A final reason for running, I think, and something I have always loved and appreciated about the sport, is the community. We often speak of “the running community” as if it is so unified and bonded that we all know one another, all proudly carry membership cards, all attend regular meetings, and to some extent this is actually true. We know our heroes: Elioud, Deana, Mollie, Meb, Bart, and so many others, and some of us are even known by some of them, as being a famous runner is similar to being a famous winemaker or a famous author (you still go largely unrecognized in the line at the grocery store). As for our membership cards, there are our trademark shoes, of many differing brands yet each unmistakable to the serious runner, as well as the swag we pick up at races, the jackets and hats which we casually wear around (as I write this, I realize I’m wearing an “OmaHalf” tee shirt on the airplane). And the meetings? Well those are the races, of course, and we get used to seeing one another at the start line, the finish line, and all along the course. This running community is as real and as established as any community in the world, a fraternity of zealots who love nothing more than the endorphins we earn by pounding the pavement, besting our previous course PR’s, pushing one another, and crossing the finish line to audible cheers. And the longer I am a part of this amazing community, the more grateful I am to have discovered it.

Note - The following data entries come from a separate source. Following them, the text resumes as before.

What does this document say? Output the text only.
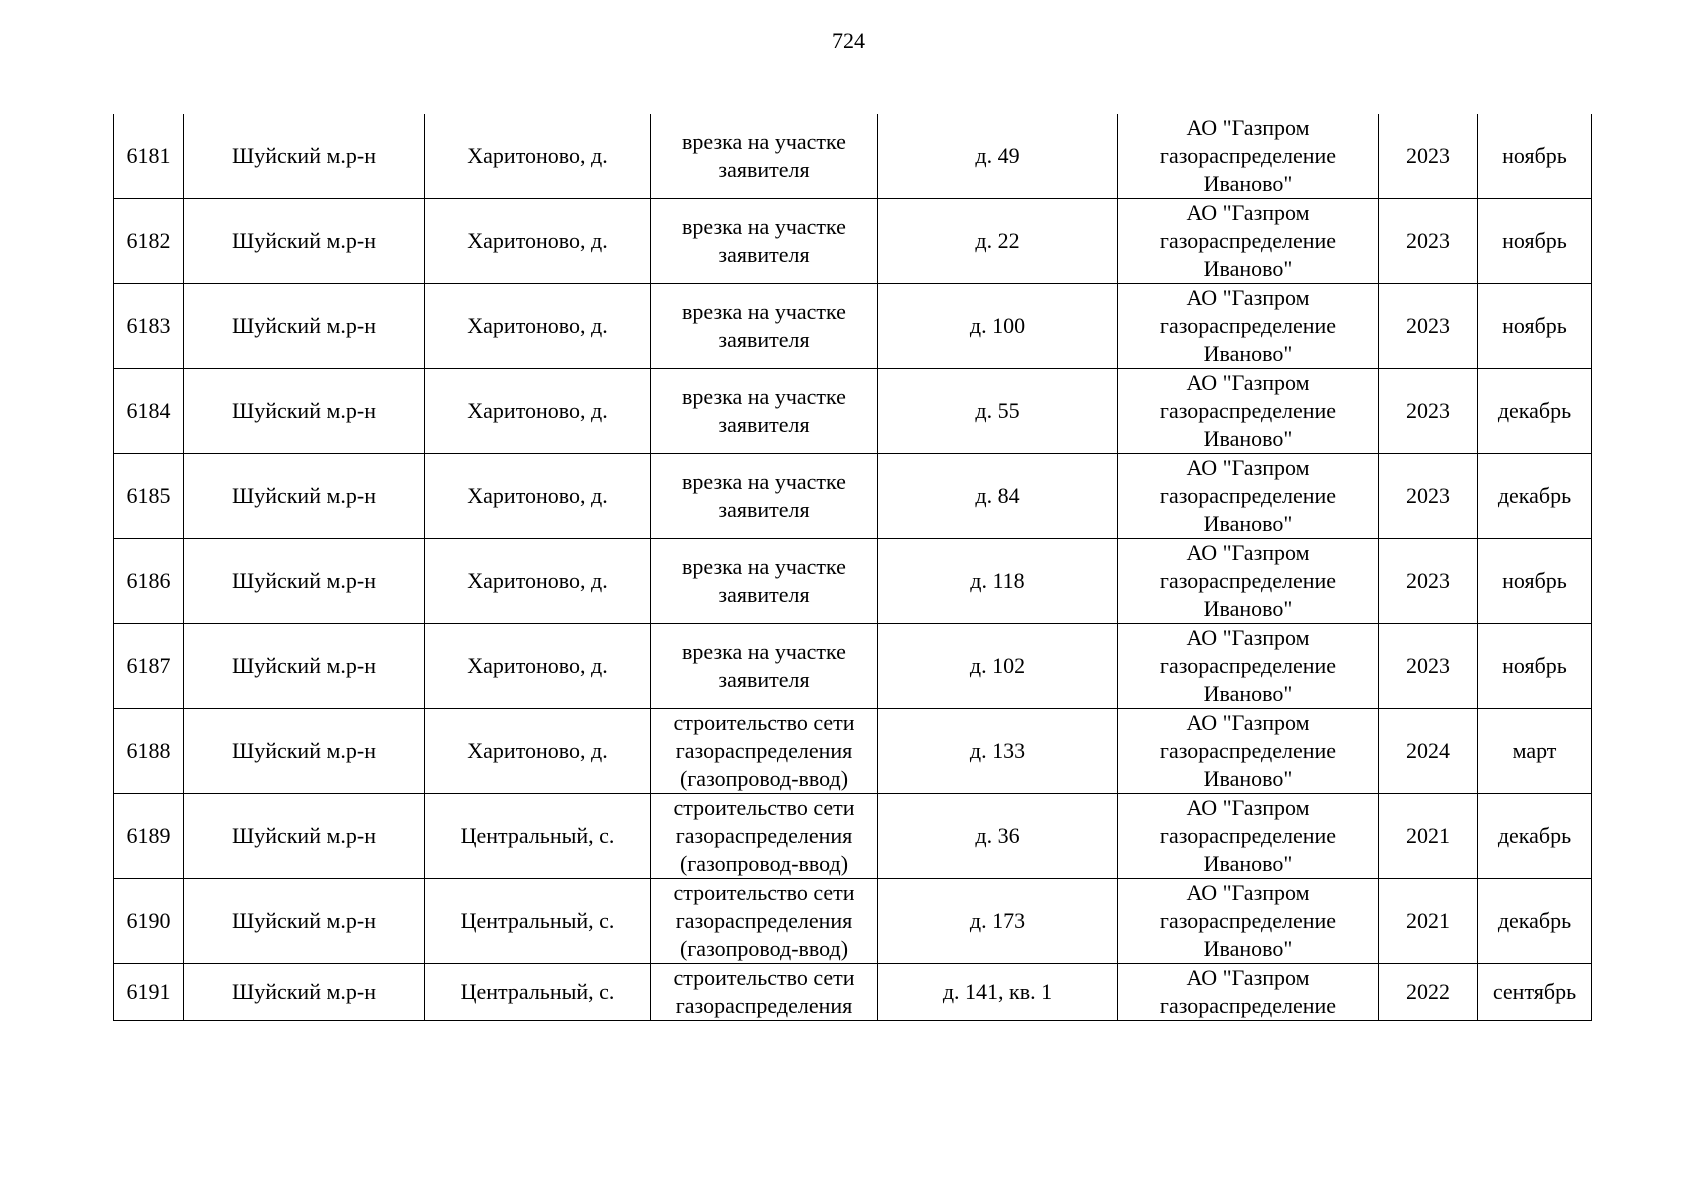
724
6181	Шуйский м.р-н	Харитоново, д.	врезка на участке заявителя	д. 49	АО "Газпром газораспределение Иваново"	2023	ноябрь
6182	Шуйский м.р-н	Харитоново, д.	врезка на участке заявителя	д. 22	АО "Газпром газораспределение Иваново"	2023	ноябрь
6183	Шуйский м.р-н	Харитоново, д.	врезка на участке заявителя	д. 100	АО "Газпром газораспределение Иваново"	2023	ноябрь
6184	Шуйский м.р-н	Харитоново, д.	врезка на участке заявителя	д. 55	АО "Газпром газораспределение Иваново"	2023	декабрь
6185	Шуйский м.р-н	Харитоново, д.	врезка на участке заявителя	д. 84	АО "Газпром газораспределение Иваново"	2023	декабрь
6186	Шуйский м.р-н	Харитоново, д.	врезка на участке заявителя	д. 118	АО "Газпром газораспределение Иваново"	2023	ноябрь
6187	Шуйский м.р-н	Харитоново, д.	врезка на участке заявителя	д. 102	АО "Газпром газораспределение Иваново"	2023	ноябрь
6188	Шуйский м.р-н	Харитоново, д.	строительство сети газораспределения (газопровод-ввод)	д. 133	АО "Газпром газораспределение Иваново"	2024	март
6189	Шуйский м.р-н	Центральный, с.	строительство сети газораспределения (газопровод-ввод)	д. 36	АО "Газпром газораспределение Иваново"	2021	декабрь
6190	Шуйский м.р-н	Центральный, с.	строительство сети газораспределения (газопровод-ввод)	д. 173	АО "Газпром газораспределение Иваново"	2021	декабрь
6191	Шуйский м.р-н	Центральный, с.	строительство сети газораспределения	д. 141, кв. 1	АО "Газпром газораспределение	2022	сентябрь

Gratitude. What a thing it is. What a transformative, life-altering thing. At a resort in the Caribbean, I ran five miles Sunday morning on a treadmill, sipping bottle water with Napoli v. Hellas Verona on ESPN Deportes on the television mounted on the wall in front of me. After a sweet header, Napoli was up 1-0 early. As an English teacher and lover of Romeo & Juliet I felt compelled to cheer for Verona, though I wasn’t invested in the game. Instead, I was invested in the idea of being thankful for what I have, thankful to live in this beautiful world, and thankful to be able to run around it. I’m also thankful to be able to raise some money to help resettle Afghan refugees in the United States by running the Kandahar Marathon this year, and thankful to all those who support me, either by donating, by running, or even just by reading this blog post. Thank you for joining me for the Kandahar Marathon.